Gallery label from On to Pop, September 29, 2010-April 25, 2011.
Warhol made these paintings using a multi-step process. First, a pencil underdrawing of the soup cans outline was made on each canvas, possibly by tracing a projection of a drawing. Next, the can and label were painted by hand, and the lettering for each variety was projected and painted onto each canvas. Finally, the gold fleur-de-lis at the bottom of each can were applied with a stamp cut from a rubber eraser. Despite this systematic approach, there are subtle discrepancies among the paintings. For example, the reds and whites differ slightly in tone from one canvas to the next, and the fleur-de-lis imprints vary with each successive stamp.
Gallery label from Andy Warhol: Campbell's Soup Cans and Other Works, 1953–1967, April 25–October 18, 2015.

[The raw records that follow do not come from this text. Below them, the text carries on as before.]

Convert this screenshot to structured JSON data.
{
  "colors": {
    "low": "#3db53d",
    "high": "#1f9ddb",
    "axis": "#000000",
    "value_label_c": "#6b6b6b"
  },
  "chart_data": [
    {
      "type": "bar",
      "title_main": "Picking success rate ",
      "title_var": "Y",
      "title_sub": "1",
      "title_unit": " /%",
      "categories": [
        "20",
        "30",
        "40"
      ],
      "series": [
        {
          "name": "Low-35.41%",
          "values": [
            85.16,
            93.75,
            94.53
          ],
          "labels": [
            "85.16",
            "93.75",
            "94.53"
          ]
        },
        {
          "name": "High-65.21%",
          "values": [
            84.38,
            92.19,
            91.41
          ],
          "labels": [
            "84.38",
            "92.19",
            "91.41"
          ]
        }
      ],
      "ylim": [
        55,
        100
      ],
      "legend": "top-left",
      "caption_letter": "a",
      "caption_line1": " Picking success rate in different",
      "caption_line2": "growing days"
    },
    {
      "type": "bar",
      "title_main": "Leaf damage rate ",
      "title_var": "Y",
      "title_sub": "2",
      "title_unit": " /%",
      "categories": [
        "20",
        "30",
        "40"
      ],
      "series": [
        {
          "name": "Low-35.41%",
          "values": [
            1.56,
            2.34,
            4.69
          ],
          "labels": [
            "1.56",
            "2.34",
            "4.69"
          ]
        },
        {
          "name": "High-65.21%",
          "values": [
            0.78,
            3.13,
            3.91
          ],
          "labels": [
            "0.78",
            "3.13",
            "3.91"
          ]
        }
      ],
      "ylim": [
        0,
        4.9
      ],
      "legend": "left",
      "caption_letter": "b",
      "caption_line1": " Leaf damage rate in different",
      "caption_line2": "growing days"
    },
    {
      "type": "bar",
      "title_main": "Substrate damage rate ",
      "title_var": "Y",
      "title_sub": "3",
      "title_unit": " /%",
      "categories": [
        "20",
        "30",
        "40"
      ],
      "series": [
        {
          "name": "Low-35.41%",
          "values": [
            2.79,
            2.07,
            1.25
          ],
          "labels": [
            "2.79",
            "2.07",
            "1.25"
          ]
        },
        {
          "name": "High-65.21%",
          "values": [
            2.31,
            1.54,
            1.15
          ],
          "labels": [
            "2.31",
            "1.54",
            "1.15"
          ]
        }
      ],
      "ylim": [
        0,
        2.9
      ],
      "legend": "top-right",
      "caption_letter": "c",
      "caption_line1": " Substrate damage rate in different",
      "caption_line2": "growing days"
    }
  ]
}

"I don't think art should be only for the select few," Warhol believed, "I think it should be for the mass of the American people." Like other Pop artists, Warhol used images of already proven appeal to huge audiences: comic strips, ads, photographs of rock-music and movie stars, tabloid news shots. In Campbell's Soup Cans he reproduced an object of mass consumption in the most literal sense. When he first exhibited these canvases—there are thirty-two of them, the number of soup varieties Campbell's then sold—each one simultaneously hung from the wall, like a painting, and stood on a shelf, like groceries in a store. Repeating the same image at the same scale, the canvases stress the uniformity and ubiquity of the Campbell's can. At the same time, they subvert the idea of painting as a medium of invention and originality. Visual repetition of this kind had long been used by advertisers to drum product names into the public consciousness; here, though, it implies not energetic competition but a complacent abundance. Outside an art gallery, the Campbell's label, which had not changed in over fifty years, was not an attention-grabber but a banality. As Warhol said of Campbell's soup, "I used to drink it. I used to have the same lunch every day, for twenty years, I guess, the same thing over and over again."
Publication excerpt from The Museum of Modern Art, MoMA Highlights, New York: The Museum of Modern Art, revised 2004, originally published 1999, p. 260.
(excerpt fromhttps://www.moma.org/collection/works/79809)
Gallery
Videos
Essential Questions - Watch the video and read the synopsis prior to answering these questions.
List your criteria for art; what in your opinion, is needed in order to call something "art"? List as many characteristics as possible.
Find a dictionary definition of ART. Write it in full (included the source) and compare/contrast this definition of art with the list that you wrote for question #1.
Andy Warhol said “everything is art.” Do you agree or disagree with his statement - and what reasons do you have for your opinion?